What is the impact of contact lens solutions on lens performance? Contact lens solutions remain an important part of contemporary contact lens practice, being used by at least 50% of all contact lens wearers globally. The composition of these systems remains highly complex, incorporating a wide variety of antimicrobials (also referred to as disinfectants, preservatives or biocides), surfactants, buffering, chelating and wetting agents and the overall formulation substantially impacts their performance with certain lens materials or lens wearers. A substantial number of publications have examined the clinical performance of these products in terms of their disinfection efficacy, cleaning efficiency with respect to their ability to remove tear film components from lens materials, compliance, uptake and release of solution components from various materials, corneal staining and comfort. Soft lens materials invariably take up and subsequently release certain components of disinfecting solutions onto the ocular surface. This may affect tear film stability and the normal ocular microbiome, and further research is needed in this area to determine whether this has any affect on comfort. Certain combinations of lens materials and care systems do appear to provide improved comfort for certain wearers, but this “best” combination differs for different people and there appears to be no overall “winner”.

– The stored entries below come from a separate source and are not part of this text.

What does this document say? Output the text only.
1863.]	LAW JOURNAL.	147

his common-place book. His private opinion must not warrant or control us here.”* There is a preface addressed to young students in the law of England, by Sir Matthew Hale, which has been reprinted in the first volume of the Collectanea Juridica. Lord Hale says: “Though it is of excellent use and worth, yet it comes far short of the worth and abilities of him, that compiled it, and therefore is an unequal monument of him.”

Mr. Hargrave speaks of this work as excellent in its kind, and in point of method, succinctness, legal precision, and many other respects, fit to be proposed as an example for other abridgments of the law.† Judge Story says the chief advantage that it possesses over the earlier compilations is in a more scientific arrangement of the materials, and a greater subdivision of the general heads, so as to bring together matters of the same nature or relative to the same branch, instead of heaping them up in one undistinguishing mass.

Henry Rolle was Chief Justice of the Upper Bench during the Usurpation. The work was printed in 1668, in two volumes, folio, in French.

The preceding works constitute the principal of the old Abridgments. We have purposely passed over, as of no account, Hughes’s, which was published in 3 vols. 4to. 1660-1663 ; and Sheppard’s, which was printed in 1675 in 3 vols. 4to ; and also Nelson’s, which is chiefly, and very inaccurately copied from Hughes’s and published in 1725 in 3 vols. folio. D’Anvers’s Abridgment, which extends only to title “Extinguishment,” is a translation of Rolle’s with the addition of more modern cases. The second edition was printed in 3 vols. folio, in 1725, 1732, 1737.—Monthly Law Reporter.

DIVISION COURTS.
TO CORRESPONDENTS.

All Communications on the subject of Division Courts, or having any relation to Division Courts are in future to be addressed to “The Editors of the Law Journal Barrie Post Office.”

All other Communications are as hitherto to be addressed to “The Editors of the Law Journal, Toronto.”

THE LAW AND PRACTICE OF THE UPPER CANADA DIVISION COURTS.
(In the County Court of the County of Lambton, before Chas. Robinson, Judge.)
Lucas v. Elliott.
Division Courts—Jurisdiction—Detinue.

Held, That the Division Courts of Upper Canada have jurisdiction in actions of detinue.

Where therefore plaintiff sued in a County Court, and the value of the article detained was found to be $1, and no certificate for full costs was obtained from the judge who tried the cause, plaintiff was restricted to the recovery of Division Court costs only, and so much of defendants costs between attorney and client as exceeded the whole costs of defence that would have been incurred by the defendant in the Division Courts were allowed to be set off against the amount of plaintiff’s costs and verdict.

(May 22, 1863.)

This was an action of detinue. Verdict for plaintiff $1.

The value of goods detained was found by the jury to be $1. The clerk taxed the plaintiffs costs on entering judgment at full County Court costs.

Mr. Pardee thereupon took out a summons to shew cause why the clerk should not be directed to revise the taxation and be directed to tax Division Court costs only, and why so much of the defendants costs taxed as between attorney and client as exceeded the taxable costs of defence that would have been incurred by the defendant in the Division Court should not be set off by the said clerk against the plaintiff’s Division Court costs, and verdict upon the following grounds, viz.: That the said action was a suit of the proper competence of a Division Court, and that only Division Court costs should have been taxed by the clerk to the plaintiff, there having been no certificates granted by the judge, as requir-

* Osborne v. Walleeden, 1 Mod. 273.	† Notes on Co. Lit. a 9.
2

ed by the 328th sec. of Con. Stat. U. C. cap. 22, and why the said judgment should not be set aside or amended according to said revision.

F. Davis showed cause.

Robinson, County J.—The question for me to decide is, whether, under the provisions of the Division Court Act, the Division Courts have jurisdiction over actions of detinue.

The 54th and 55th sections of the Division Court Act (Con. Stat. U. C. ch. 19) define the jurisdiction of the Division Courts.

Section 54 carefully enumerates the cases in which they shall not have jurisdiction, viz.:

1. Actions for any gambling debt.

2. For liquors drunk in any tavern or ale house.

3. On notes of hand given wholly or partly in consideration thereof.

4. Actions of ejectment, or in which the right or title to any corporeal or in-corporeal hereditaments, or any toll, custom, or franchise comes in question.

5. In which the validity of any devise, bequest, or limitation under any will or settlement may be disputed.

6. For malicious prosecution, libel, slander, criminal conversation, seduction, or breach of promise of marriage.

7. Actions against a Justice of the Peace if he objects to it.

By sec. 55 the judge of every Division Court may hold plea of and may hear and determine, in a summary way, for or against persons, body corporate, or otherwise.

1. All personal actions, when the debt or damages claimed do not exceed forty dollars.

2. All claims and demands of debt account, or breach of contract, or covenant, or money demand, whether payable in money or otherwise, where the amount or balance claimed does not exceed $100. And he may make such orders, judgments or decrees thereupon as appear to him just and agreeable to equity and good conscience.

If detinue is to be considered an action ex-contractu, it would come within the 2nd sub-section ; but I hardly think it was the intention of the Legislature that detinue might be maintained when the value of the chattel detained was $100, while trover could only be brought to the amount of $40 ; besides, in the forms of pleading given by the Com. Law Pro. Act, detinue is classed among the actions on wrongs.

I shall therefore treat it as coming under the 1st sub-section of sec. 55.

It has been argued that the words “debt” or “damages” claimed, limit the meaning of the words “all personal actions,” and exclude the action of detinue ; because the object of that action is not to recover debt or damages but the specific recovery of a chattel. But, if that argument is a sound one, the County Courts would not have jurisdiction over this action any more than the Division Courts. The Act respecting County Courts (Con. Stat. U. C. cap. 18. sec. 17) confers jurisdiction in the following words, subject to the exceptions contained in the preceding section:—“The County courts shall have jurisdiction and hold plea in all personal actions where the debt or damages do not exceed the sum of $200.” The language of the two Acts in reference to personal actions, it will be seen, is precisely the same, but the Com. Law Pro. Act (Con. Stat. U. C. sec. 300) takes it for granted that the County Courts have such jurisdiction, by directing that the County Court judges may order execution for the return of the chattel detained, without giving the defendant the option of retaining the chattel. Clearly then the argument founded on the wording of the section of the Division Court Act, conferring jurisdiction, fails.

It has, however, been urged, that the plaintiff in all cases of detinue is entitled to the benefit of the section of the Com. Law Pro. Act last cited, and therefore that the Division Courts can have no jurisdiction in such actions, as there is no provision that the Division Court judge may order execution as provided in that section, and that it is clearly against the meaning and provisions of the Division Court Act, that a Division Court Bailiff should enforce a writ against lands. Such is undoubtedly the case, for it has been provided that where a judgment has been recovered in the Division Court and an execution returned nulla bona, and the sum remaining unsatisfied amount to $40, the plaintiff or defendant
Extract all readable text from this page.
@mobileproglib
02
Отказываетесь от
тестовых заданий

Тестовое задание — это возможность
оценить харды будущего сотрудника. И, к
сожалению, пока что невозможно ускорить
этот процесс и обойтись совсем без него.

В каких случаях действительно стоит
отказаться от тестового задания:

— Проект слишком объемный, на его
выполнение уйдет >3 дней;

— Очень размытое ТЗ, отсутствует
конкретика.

Finally, do contact lenses alter the composition of the tear film? The overall summary from a substantial body of work suggests that alterations in tear proteins, lipids, mucins and tear inflammatory mediators does occur, but there is significant contradictory data on what impact lens wear has on tear film composition and also its relevance to lens comfort. Elucidating the relationship between these biochemical changes and their clinical relevance is hampered by the use of different classification schemes for symptomatic and asymptomatic lens wearers, differences between studies in wear modalities, lens materials and care systems and differences in the biochemical techniques used to examine tear film changes.
In summary, contact lens wettability remains a crucially important part of biocompatibility and the overall performance of lenses. However, there remains no clear association between contact lens wettability and comfort, making it challenging to determine whether improving wettability will be of significant clinical benefit. Contact lenses do uptake components from blister pack packing solutions and disinfecting solutions, and the uptake and release of these chemicals can alter comfort. Contact lens materials do sorb components of the tear film, and these interactions are complex and may change the biochemistry of the tear film, which in turn may affect comfort. The exact role of the tear film and whether this can be altered to improve biocompatibility and comfort during wear requires significant further research. Standardisation of the way in which wearers are classified into being symptomatic or asymptomatic, in addition to the biochemical and biophysical methods to study the tears, will be important for future research to yield meaningful results.
- Willcox M, Keir N, Maseedupally V, et al. CLEAR – Contact lens wettability, cleaning, disinfection and interactions with tears. Cont Lens Anterior Eye 2021;44:157-91.